Fotoğraf / Nadir Ede
İşte size, fotoğrafın Nadir Hocası
"Çocukluğumda Zonguldak, ana caddesinden kömür yüklü trenlerin geçtiği bir madenci şehri idi. Kirli bir şehirdi ama geceleri hortumlarla caddelerinin yıkandığını hatırlıyorum. Babam tuhafiyecilik yapardı ve ben tatillerde onunla dükkana gider yardımcı olmaya çalışırdım. İlkokul 4. sınıfa kadar orada okudum."
"İlk önce Teşvikiye’de oturduk o zaman hâlâ tramvaylar çalışıyordu. Sütçü kapımıza süt getiriyordu, musluklardan akan suyu da içebiliyorduk. Bahçe içinde bir eski köşkte oturuyorduk. Ben ilkokulu o zamanki adı ile Maçka 22. İlkokulu’nda bitirdim, daha sonra yine semtimizdeki, daha önce amcalarımın da okuduğu Işık Lisesi’ne gönderildim. Son olarak İstanbul Üniversitesi Fen Fakültesi Fizik Bölümü’nden mezun oldum."

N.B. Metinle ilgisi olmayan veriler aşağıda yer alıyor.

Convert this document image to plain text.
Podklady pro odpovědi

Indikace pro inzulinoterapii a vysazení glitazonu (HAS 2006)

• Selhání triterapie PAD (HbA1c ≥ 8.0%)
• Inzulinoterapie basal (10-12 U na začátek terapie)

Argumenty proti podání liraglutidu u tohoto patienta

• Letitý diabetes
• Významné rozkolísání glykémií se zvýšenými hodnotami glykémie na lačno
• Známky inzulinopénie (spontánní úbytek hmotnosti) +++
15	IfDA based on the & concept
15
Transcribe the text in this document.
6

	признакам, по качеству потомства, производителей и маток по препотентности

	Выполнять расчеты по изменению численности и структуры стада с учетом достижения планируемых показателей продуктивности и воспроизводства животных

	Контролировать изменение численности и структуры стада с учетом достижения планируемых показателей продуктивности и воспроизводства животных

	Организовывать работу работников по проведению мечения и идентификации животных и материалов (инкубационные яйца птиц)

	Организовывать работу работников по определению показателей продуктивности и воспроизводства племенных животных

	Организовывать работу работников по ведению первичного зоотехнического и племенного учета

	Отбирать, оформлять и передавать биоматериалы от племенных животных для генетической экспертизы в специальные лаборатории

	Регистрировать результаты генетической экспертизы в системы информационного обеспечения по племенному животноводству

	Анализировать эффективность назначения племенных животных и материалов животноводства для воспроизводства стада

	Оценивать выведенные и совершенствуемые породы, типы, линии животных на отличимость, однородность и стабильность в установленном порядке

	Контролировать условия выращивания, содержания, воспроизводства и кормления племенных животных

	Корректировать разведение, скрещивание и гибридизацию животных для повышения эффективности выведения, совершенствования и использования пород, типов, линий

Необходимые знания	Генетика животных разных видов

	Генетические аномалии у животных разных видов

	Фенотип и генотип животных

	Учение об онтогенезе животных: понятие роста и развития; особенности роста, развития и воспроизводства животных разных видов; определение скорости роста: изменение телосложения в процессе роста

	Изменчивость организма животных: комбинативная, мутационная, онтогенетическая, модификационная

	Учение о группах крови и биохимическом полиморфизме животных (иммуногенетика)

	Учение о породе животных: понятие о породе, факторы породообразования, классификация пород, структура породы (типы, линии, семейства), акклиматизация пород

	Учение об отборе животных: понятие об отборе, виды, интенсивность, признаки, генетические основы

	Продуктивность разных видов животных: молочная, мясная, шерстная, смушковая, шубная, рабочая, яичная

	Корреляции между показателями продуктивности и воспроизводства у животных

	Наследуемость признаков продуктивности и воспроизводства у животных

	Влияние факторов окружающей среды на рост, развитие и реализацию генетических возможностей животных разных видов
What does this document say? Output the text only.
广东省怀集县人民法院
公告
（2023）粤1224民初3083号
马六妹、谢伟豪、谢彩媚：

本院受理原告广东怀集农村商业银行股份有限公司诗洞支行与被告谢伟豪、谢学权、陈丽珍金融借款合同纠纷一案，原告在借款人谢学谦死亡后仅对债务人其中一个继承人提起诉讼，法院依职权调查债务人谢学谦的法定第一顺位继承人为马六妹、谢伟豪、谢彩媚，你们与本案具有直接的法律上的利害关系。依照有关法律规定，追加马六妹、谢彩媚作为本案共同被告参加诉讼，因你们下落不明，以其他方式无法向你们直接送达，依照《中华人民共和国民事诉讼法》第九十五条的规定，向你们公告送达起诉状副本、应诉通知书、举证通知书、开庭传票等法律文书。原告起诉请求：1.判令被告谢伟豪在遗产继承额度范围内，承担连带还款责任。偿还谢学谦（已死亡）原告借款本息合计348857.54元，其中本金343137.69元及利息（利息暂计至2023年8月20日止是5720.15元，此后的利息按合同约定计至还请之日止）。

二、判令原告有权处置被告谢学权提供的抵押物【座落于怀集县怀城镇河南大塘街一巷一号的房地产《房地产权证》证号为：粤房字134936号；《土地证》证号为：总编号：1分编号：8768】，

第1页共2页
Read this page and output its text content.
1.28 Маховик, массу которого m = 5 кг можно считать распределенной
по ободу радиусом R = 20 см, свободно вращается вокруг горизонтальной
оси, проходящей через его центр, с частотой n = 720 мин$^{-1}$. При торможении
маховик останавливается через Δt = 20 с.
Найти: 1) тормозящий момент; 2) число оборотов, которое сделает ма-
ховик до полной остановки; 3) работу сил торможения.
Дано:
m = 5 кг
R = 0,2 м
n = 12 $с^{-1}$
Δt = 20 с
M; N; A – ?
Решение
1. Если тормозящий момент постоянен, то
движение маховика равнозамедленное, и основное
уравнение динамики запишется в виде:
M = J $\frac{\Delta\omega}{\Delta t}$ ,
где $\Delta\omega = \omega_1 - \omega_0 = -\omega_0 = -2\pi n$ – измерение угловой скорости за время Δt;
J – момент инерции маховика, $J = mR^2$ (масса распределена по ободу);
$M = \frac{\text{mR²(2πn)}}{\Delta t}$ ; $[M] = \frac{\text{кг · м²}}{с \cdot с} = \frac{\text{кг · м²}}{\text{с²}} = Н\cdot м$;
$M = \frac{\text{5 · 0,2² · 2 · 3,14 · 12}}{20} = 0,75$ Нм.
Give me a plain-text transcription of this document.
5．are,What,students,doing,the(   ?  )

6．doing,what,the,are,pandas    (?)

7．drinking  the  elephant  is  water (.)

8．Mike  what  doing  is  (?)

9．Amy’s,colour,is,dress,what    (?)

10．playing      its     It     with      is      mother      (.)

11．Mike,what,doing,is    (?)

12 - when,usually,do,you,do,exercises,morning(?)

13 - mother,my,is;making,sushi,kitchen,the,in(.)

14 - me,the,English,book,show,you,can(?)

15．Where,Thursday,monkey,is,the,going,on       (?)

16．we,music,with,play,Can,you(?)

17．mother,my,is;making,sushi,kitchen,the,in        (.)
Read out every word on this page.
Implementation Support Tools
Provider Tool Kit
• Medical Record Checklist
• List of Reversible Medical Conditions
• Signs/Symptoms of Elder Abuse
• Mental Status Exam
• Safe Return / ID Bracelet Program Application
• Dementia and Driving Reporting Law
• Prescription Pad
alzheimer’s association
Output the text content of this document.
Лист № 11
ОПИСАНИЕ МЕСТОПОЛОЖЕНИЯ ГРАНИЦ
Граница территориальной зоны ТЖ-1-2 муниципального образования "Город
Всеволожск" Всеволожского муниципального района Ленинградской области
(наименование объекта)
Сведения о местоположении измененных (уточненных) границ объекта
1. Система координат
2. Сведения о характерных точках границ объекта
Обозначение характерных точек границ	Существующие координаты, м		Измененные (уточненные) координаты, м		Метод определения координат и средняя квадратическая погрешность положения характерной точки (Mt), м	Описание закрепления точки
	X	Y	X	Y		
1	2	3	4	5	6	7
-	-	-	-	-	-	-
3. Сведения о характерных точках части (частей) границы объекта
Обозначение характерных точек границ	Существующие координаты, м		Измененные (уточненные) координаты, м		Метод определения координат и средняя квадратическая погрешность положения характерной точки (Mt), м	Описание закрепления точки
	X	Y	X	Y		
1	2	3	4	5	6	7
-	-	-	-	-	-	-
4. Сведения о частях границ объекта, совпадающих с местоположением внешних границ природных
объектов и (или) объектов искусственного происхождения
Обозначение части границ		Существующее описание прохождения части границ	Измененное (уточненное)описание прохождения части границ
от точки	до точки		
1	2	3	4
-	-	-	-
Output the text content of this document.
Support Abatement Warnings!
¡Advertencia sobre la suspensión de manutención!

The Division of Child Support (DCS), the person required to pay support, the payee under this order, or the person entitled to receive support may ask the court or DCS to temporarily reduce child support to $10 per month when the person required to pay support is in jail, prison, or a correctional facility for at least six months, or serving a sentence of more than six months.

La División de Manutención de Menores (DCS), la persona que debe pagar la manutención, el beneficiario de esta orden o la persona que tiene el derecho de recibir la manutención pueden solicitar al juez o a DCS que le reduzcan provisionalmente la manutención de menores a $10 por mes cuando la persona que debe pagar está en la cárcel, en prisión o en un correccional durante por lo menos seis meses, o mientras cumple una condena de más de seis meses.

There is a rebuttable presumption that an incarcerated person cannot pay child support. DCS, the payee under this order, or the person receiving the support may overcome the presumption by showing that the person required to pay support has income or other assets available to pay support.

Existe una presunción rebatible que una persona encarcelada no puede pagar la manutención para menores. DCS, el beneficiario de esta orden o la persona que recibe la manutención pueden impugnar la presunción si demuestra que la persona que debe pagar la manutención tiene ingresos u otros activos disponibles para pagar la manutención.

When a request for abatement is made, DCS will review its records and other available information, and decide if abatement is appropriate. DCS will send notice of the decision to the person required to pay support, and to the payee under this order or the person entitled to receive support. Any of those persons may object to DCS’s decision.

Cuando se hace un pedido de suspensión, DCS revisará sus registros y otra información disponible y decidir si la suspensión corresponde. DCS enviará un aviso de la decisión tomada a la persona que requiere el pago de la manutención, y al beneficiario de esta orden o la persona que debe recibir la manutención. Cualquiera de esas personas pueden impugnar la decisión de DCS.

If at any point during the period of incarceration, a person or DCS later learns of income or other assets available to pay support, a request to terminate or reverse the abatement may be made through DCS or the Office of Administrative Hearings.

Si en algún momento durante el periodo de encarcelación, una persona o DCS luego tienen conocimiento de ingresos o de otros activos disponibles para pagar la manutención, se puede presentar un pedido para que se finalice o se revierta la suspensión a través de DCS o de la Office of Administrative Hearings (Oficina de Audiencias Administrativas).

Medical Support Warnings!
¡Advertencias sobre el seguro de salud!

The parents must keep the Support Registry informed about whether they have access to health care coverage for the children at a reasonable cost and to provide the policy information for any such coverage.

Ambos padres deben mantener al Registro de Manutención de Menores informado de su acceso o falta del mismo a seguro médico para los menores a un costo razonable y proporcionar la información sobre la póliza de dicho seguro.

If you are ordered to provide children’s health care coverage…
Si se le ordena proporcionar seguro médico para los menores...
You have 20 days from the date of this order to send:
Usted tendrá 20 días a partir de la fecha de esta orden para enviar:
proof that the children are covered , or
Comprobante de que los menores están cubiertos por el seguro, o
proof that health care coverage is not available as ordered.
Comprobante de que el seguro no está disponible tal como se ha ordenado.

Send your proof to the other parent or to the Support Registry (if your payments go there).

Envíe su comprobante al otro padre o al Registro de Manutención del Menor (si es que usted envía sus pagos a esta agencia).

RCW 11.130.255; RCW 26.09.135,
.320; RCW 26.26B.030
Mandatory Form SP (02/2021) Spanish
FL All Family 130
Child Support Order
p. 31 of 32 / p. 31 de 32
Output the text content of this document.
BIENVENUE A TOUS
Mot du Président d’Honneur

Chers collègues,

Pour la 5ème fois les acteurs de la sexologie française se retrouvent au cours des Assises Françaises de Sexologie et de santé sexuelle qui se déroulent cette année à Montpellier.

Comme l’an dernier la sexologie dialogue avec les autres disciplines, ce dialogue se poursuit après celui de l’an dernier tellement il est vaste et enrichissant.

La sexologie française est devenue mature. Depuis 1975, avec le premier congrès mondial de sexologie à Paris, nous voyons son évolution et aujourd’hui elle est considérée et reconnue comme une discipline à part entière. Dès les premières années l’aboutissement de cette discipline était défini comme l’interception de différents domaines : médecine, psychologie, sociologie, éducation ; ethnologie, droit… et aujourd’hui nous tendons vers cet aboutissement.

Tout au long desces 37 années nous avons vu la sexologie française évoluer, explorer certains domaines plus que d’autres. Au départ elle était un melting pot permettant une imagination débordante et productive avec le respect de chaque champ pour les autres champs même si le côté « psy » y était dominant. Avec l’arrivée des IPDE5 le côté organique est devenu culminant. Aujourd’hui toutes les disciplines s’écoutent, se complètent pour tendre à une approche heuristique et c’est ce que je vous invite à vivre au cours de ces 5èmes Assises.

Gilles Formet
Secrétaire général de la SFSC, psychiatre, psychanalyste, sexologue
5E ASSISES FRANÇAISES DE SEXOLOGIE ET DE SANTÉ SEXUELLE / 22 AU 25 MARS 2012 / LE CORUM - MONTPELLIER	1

"Sanırım hayatımın en keyifli bölümünden bahsetmeye sıra geldi. 2000 yılında profesyonel reklam fotoğrafçılığı yapmayı bıraktım. Ama, bildiğiniz gibi bu mesleğin emekliliği yoktur. Daha doğrusu severek yaptığınız hiçbir meslekten emekli olamazsınız. Bunu en iyi bilenlerden biri de sen olmalısın sevgili dostum. Ben de stüdyomu kapattım ama mesleği bırakmadım. Bir süre sevgili Akın Mısırlıoğlu’nun “Fotopya” fotoğraf portalında çalıştım. Mimar Sinan Üniversitesi’ndeki görevimin yanı sıra 1980’lerin ortalarından itibaren sanırım bir on beş yıl kadar İstanbul Üniversitesi Edebiyat Fakültesi Antropoloji Bölümü’nde “Görsel Antropoloji” dersini anlattım. 2007 yılından itibaren de artık sadece Işık Üniversitesi Güzel Sanatlar Fakültesi’nde yine fotoğraf üzerine dersler veriyorum. 75 yaşında bir adam için yeter sayılmalı."